Estava’s origins from a bicultural and bilingual family define, in retrospect, a career of duality that maintains ties in multiple regions of the world. After first picking up a violin at nine years old, she earned membership in the Orquesta Sinfónica Simón Bolívar de Venezuela—El Sistema’s flagship ensemble—at 15 years of age. The regular contact with world-class conductors and soloists fueled her meteoric rise, leading to her undergraduate studies at the Simón Bolívar Conservatory in Caracas, a six-year scholarship admittance to the prestigious Killington Music Festival in Vermont, and eventually her historic 2005 debut at Carnegie Hall for the Artists International Foundation.  

 

Now with an international platform of her own, Estava tirelessly promotes Venezuelan music at every opportunity, including as a founding member of the Madison String Quartet. Created to spread the magic of Latin American composers writ large, the ensemble has released two CDs: Life is a Dream: Music of the Americas, and Duos and Quartets for Strings by David Rimelis. Additionally, on their 2019 tour of Austria and Germany, the MSQ gave a world premiere of Venezuelan composer Icli Zitella at Vienna’s Arnold Schoenberg Center. In her solo career, Estava is currently recording the violin sonata of another Venezuelan composer: Modesta Bor. A pupil of Khachaturian and the first cousin of Estava’s father, Estava knew the composer merely as “Aunt Modesta”; the project pays homage to Bor’s profound legacy to Venezuelan music and to inspiring a young violinist many years ago.

 

In the orchestra world, Estava’s command of the classical repertoire has placed her versatile skills in steep demand. Of particular note was her world premiere, as soloist with the Plainfield Symphony, of Rhapsody from Themes by Leonard Bernstein’s ‘On the Town’ by Charlie Harmon, Bernstein’s former assistant and orchestrator. Elsewhere, Estava has performed concerti with orchestras across a 5400 mile vertical span of the Americas: the Kenai Peninsula Orchestra in Alaska, the Allentown Symphony in the USA, the Mexico State Symphony, and the Orquesta Sinfónica de Falcón in Venezuela. In addition, she leads the Plainfield Symphony and Somerset Symphony as Concertmaster. 
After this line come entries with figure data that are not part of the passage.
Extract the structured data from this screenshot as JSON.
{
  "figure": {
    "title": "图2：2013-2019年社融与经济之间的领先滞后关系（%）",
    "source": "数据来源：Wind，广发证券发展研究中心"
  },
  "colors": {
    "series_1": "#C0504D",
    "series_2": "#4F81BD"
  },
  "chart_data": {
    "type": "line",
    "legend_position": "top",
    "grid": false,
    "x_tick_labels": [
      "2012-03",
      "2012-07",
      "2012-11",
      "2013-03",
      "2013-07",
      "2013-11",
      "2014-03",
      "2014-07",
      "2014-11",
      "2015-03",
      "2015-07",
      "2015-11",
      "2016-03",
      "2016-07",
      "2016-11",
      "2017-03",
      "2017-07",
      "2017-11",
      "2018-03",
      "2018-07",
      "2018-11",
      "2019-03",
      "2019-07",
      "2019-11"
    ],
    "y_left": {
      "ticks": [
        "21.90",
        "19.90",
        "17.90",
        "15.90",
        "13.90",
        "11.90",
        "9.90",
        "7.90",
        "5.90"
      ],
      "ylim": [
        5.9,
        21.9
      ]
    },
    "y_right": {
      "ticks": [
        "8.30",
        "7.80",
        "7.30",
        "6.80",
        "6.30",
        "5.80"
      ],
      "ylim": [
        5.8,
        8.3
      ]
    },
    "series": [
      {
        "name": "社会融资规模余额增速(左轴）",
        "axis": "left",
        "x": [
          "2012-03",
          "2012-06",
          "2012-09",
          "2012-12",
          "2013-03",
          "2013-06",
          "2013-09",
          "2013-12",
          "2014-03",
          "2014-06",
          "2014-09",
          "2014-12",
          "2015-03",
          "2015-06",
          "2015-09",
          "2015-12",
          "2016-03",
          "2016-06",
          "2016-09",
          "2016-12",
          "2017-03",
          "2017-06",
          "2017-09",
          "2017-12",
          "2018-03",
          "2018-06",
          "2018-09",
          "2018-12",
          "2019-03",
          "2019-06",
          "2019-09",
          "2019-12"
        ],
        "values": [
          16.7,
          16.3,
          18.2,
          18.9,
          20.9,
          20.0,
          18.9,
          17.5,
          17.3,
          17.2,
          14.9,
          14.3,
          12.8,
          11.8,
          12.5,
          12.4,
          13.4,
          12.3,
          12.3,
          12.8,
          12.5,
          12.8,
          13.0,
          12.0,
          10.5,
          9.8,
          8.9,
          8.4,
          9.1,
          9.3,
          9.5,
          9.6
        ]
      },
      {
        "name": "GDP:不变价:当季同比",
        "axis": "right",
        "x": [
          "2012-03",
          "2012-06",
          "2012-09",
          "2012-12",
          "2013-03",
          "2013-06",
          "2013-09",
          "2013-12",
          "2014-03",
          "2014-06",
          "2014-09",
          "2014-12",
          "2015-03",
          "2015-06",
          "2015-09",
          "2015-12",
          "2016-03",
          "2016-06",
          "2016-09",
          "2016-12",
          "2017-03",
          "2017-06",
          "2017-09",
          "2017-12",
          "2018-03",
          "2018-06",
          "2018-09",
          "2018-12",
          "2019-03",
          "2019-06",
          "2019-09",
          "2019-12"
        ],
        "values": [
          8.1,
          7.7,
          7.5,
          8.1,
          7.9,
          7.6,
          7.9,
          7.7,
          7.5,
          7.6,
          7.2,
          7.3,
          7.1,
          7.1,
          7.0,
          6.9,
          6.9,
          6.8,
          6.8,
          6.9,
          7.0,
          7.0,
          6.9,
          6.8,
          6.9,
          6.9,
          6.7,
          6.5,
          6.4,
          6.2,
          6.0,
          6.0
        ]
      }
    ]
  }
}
Estava lives in New Jersey with her husband and closest collaborator: the violinist/violist, conductor, and fellow Madison String Quartet member Michael Avagliano. He joins her in their 2016 duo album of composer Jacques Féréol Mazas (Mazas: duos for two violins, DoubleV Recordings). As an educator, Estava continues to teach at master classes across the United States and Venezuela. For featured interviews, she has appeared twice in Violinist.com, a leading news source for violin players. Noted in those interviews is Estava’s prowess as a cook—her recipe for Atún Guisado was published in Local 802’s Musicians Cook!—as well as her love of languages: she holds intermediate fluency in German, French, Italian, and Portuguese.